Violeta Tomic, a Slovenian television presenter and actor turned opposition politician, is one of the signatories of the open letter. She presently serves as a deputy in the National Assembly, where she is acting head of the Parliamentary Committee on Culture. ‘Every week the Minister of Culture is bombarding us with decisions like the withdrawal of artistic status from the rap musician Zlatko,’ she says, ‘or the cancelling of major subsidies for STD [the Slovenian public broadcaster similar to the BBC in the UK], and the cancelling of financing for film production, not to mention the recent firing of directors of several major cultural institutions.’

The open letter also takes aim at a project to build a new museum, for which the government has allocated funds in its draft budget for 2022. The Museum of Slovenian Independence, it says, will be a ‘propaganda institution, promoting a nationalist narrative about the past aimed mainly at buttressing the ideological agenda of the ruling Slovene democratic party’.

In a press release published on 13 December the government says that these characterisations are incorrect. It claims that the Museum of Independence ‘will be subject to international standards and curated by professional historians with no political affiliations, to ensure proper representation of Slovenia’s struggle to break loose from the communist dictatorship’.

On the recent removal of directors, the Ministry of Culture adds that for decades appointing new directors has been routine during left-wing governments. ‘It is a political process, but a process that requires regular transitions of power, which Slovenia sadly lacked for most of its independent history,’ the statement reads.

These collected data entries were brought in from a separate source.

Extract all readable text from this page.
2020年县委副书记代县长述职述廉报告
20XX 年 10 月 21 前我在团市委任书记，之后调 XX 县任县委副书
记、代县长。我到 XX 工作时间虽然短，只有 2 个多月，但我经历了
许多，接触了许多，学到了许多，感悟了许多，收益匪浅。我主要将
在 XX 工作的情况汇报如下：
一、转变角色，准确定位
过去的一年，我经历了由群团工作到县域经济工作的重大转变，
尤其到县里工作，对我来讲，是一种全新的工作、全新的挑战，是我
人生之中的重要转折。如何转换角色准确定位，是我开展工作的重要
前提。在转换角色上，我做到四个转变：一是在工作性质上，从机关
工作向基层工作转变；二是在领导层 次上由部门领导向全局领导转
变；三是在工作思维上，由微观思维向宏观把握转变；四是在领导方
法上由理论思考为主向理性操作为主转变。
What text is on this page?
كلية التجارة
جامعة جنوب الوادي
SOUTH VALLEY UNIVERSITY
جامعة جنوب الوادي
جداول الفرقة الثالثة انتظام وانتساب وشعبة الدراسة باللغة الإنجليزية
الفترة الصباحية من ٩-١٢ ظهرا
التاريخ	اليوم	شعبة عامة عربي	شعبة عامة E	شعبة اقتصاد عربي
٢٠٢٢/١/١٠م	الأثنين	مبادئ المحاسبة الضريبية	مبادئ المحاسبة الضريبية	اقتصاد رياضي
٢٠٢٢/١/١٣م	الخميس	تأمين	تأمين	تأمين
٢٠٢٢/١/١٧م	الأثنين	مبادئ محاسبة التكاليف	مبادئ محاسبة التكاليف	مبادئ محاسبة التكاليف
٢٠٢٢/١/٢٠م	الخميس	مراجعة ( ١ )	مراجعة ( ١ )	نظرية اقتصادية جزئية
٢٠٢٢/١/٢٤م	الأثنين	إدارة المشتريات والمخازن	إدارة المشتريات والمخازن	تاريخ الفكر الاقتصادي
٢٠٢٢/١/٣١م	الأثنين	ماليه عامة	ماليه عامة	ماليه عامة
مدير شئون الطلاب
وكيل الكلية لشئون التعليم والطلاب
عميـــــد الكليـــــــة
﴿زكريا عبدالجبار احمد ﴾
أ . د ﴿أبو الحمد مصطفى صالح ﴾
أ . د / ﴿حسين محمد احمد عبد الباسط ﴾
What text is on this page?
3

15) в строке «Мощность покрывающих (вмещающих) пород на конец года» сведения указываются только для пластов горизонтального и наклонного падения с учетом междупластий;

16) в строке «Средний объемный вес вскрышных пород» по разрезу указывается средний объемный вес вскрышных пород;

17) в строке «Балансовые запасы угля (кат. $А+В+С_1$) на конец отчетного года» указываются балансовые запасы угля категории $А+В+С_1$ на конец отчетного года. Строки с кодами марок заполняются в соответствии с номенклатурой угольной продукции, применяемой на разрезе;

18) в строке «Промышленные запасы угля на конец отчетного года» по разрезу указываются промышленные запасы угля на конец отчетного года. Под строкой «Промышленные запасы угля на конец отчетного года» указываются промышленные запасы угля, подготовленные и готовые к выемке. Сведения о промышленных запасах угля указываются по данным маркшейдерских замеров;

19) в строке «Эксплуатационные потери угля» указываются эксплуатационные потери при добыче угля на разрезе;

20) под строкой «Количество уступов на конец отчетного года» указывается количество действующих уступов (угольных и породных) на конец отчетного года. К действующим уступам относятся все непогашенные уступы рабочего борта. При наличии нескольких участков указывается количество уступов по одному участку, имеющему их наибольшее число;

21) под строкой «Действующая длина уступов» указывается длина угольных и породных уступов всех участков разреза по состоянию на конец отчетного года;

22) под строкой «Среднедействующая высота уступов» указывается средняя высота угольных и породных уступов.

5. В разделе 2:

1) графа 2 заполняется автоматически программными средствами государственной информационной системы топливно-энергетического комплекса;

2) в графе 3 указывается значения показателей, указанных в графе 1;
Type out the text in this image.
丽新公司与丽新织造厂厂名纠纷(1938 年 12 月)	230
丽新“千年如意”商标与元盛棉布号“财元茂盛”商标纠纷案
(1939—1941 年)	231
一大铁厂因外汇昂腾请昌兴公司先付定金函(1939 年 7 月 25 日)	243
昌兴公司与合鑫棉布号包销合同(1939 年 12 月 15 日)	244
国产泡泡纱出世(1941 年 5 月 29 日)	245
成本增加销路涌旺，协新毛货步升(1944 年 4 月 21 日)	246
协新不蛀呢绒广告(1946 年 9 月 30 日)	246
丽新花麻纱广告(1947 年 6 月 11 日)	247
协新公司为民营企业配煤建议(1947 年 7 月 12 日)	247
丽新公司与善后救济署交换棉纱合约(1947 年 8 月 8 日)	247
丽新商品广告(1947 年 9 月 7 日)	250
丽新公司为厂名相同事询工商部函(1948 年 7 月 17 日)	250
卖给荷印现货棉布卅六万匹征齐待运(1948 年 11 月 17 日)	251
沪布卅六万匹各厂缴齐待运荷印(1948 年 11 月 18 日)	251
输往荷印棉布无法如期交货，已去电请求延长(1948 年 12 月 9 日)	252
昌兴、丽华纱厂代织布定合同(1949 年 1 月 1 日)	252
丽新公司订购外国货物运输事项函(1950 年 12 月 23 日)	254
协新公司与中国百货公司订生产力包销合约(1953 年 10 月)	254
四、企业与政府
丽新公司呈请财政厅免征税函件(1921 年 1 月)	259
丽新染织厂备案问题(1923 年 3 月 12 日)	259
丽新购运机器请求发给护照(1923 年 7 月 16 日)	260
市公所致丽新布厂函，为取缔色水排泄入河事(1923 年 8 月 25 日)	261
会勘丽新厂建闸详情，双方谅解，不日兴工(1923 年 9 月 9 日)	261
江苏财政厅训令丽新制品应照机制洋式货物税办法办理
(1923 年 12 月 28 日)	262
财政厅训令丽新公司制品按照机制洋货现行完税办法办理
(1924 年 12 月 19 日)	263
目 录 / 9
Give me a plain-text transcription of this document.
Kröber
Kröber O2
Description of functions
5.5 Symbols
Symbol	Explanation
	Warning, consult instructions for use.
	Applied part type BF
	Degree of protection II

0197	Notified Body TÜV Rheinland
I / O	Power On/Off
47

That said, many figures in the country remain convinced that current government policy is resulting in negative outcomes for the arts sector. ‘The situation, broadly speaking, is very worrisome,’ says Hana Ostan Ozbolt, director of the ULAY Foundation in Ljubljana. She says that the situation is punctuated by a climate of disdain for artists, art professionals, academics and curators in the field. ‘The new normal is some twisted Slovenian proto-nationalism that elevates historical revisionism to deliberately target and weed out contemporary art professionals. We are at a point of no return,’ she says.